Niby stara miłość nie rdzewieje, ale może to po prostu sentyment jest. Zresztą raz juz się rozstaliście i to pewnie nie bez powodu.
- Dołączył: 2012-07-10
- Miasto: Wrocław
- Liczba postów: 330
21 kwietnia 2013, 19:36
no tak, ale ja sobie to potrafie tak przemyslec, ze wychodzi na to, ze sie rozstalismy, bo bylismy nierozsadnymi gowniarzami... ech sama nie wiem
- Dołączył: 2007-06-14
- Miasto: Kraków
- Liczba postów: 15666
21 kwietnia 2013, 21:17
z jakiegoś powodu jest on jednak byłym... co nie?
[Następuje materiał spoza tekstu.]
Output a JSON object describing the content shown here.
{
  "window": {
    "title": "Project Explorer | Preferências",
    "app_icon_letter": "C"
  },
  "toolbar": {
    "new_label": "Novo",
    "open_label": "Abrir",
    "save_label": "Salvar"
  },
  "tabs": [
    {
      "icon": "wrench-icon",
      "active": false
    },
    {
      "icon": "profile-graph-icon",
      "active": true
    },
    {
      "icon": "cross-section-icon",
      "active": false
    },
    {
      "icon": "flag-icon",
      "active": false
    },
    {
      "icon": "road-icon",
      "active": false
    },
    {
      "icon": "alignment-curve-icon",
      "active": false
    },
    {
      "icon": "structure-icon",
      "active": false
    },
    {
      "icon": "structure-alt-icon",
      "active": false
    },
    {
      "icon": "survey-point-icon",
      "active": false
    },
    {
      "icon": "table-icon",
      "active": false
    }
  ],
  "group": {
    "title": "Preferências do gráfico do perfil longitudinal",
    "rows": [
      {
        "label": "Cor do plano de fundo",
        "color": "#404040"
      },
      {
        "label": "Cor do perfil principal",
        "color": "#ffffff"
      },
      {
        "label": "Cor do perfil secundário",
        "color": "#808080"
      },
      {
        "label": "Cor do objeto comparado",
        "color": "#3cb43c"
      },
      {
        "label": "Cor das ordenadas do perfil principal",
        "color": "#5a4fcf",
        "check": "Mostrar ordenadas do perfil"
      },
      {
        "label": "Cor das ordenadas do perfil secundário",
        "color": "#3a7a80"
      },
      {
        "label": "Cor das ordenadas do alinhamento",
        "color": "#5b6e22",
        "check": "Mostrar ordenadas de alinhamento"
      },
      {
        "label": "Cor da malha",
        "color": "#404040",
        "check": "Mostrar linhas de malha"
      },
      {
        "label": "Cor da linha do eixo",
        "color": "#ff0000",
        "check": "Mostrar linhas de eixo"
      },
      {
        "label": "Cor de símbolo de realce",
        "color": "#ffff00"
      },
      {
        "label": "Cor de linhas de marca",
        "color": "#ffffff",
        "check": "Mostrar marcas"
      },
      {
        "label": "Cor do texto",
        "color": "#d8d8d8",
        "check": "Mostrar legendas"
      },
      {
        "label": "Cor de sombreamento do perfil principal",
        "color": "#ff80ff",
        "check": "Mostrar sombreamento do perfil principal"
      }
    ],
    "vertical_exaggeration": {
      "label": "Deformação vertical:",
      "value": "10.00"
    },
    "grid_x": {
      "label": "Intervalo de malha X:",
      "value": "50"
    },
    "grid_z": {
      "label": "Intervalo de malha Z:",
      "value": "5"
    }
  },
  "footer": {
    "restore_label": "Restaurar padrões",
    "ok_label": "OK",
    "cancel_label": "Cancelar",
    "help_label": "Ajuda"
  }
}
poza tym ja bym nie wchodziła drugi raz do tej samej rzeki. zwłaszcza, ze sobie już ułożyłas życie na nowo
- Dołączył: 2010-11-17
- Miasto: Warszawa
- Liczba postów: 16221
21 kwietnia 2013, 22:54
no to spróbuj z nim być. obecnego faceta zostaw, bo Twoje uczucie do niego nie jest wielką miłością i prędzej czy później to się rozpadnie i spróbuj tego, czego chcesz. na własnej skórze przypomnisz sobie powód rozstania i będziesz mogła iść dalej.
- Dołączył: 2009-05-18
- Miasto: Rajskie Wyspy
- Liczba postów: 88300
21 kwietnia 2013, 22:55
Idealizujesz i dajesz się ponieść sentymentom.